Als Kleinkind verbringt Cueni seine ersten Lebensjahre in einer Schraubenkiste im Schafstall eines jurassischen Bauerndorfes und erlernt das Blöken der Schafe. Es ist ein  katholisches Dorf voller schmutziger Kühe und grober Verwandter, wo Lieblosigkeit und Inzest, aber auch Armut den Alltag prägen. Claude Cueni ist gerade vier Jahre alt, als ihn seine Eltern wieder zu sich nehmen und nach Basel bringen. Sein Vater, „der hagere Blonde im hellblauen Hemd“, schlägt und ohrfeigt ihn. Seine Mutter erpresst ihn mit Sterbedrohungen und ihrem katholischen Wahn. Und so hält Cueni Gott bald einmal für einen Trottel. Um seinen schwierigen Lebensumständen zu entfliehen, flüchtet er sich in seine Script Avenue, eine Fantasiewelt, deren Geschichten er parallel zu seiner Biografie im Roman aufschreibt. Dort kann er sein schwieriges Leben verarbeiten, indem er seine Aggressionen und seine Liebesbedürftigkeit auslebt. Zuerst ist es dunkel in der Script Avenue, aber mit den Jahren wird es in Cuenis Parallelwelt immer heller: „In der Script Avenue erschiesse ich den Blonden immer wieder. Dort gibt es nicht nur Römer, sondern pädophile Priester, die es hinter dem Saloon treiben….vielleicht trägt jeder Mensch so eine verborgene Script Avenue in sich. Für mich war es die einzige Möglichkeit, die verhasste Realität zu verlassen…..Ich lernte fliegen und Monster zu töten. Ich erschuf eine ganze Westernstadt und knipste die Sonne an. Immer mehr Menschen zogen ein und wurden meine Freunde.

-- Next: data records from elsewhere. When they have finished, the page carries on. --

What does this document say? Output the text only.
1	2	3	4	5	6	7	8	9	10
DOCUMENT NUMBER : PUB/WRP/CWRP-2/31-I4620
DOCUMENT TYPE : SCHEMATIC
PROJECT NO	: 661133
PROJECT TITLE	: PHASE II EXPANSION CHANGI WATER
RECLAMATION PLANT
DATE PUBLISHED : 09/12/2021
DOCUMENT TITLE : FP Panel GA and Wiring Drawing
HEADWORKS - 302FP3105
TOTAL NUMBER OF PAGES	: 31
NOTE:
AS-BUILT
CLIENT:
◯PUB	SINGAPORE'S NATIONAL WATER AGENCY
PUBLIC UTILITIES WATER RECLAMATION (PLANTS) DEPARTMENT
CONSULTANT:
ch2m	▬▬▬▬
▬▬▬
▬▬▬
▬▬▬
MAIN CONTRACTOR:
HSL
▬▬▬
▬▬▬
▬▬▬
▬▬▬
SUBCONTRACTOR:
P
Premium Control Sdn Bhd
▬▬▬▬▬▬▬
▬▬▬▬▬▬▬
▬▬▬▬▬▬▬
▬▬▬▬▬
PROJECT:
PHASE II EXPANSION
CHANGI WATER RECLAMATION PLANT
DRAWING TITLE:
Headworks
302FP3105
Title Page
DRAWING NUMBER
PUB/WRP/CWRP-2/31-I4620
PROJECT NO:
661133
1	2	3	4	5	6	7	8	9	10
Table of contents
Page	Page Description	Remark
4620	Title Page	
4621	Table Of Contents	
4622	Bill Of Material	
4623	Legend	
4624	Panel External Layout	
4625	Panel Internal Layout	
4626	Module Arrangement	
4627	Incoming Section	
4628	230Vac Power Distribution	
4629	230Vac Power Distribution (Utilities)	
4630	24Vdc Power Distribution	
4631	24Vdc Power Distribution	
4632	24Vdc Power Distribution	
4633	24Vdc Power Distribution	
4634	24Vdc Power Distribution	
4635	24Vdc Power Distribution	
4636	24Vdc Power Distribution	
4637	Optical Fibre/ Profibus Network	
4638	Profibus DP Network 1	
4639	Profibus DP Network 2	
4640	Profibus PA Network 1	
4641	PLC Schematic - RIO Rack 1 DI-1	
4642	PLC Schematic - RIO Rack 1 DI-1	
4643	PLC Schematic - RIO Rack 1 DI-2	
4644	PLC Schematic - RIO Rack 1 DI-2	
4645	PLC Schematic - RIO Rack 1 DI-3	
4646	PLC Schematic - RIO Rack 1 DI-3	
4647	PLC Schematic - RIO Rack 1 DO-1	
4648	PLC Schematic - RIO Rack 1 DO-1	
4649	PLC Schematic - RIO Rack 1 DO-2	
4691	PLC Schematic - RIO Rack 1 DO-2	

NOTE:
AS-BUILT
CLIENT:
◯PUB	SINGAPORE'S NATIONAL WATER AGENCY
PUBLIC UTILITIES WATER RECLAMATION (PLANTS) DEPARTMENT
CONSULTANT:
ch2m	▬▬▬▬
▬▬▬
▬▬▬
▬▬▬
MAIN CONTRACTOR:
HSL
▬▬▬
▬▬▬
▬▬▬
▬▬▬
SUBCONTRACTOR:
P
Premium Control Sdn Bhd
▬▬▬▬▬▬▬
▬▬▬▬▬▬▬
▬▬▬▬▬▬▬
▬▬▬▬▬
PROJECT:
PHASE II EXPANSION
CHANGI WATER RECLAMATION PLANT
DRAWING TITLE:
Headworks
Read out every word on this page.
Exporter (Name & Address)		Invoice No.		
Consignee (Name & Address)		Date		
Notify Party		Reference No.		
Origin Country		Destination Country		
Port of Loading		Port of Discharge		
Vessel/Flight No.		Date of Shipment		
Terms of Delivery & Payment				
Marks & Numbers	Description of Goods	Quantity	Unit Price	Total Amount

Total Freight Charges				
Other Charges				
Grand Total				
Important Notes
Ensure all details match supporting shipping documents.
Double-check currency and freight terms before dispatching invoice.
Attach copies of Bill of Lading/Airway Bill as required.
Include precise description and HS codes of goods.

Reale Menschen, fiktive Menschen, Menschen aus vergangenen Epochen, Menschen aus der Zukunft…Die Script Avenue wurde zu meinem Zuhause.“

Wenn Claude Cueni sehr traurig ist, blökt er.

„Das Leben kennt keine Gerechtigkeit, keine Logik.“

Cueni beginnt als Teenager am Tourette-Syndrom zu leiden, einer Zwangsneurose, „dem Rohstoff für Vielschreiber“. Er ist fortan ein Getriebener. Er bricht die Schule ab und wird in ein katholisches Internat verbannt. Dort haut er ab und schlägt sich mit den ungewöhnlichsten Jobs alleine durchs Leben. Als Assistent beim Strafgericht und als Archivar einer Versicherungsgesellschaft findet er genug Stoff für seine Geschichten. Seit er in der Schule den Robinson Crusoe gelesen hat, will er Schriftsteller werden und das ohne Plan B. Er hämmerte während seiner Teenager-Jahre Geschichten in eine Hermes Baby, die er von seinem pädophilen Onkel Albert, einem ehemaligen Fremdenlegionär und Kriegsverbrecher, geschenkt bekommen hatte. Obwohl seine Mutter ihre abendlichen Rosenkranzgebete verdoppelte und ihn literweise mit Weihwasser bespritzte oder Fonduegabeln unter seinem Bett kreuzte, um ihm den Teufel auszutreiben, verwirklicht Cueni seinen Lebenstraum. Er schreibt wie ein Wahnsinniger tausende von Seiten bis zur totalen Erschöpfung. Bis ihn seine grosse Liebe und zukünftige Ehefrau rettet. Fortan verdient Cueni mit Bedienungsanleitungen, Werbetexten und Drehbüchern Geld und führt ein paar Jahre lang ein unbeschwertes Leben. Herzergreifend sind die Kapitel, wo Cueni über seine grosse Liebe zu seiner Frau und seinem Sohn erzählt. Beeindruckend sind insbesondere die schwierigen Jahre, die die Eltern Cueni mit der Therapie und Einschulung ihres behinderten Sohnes erleben. Cueni wurde vom Schicksal hart angefasst. Seine Frau erkrankt an Krebs und stirbt. Nach ihrem Tod nimmt Cueni die Einladung eines Professors an, der an seiner Casino Software „Goldfinger“ interessiert ist. Skurrilerweise reist die Urne seiner Frau mit. In Asien will der Wittwer seine Trauer verarbeiten und mal wieder richtig das Leben geniessen und erlebt ein paar Kapital lang diverse sexuelle Höhenflüge mit Asiatinnen. Wobei Cueni ganz unkompliziert über Sex schreibt, so wie er auch übers Essen, Trinken und Schlafen schreibt – endlich mal ein Schriftsteller, der es auf den Punkt bringt. In Asien trifft Cueni auch seine zweite Ehefrau, die ihm fortan beistehen wird.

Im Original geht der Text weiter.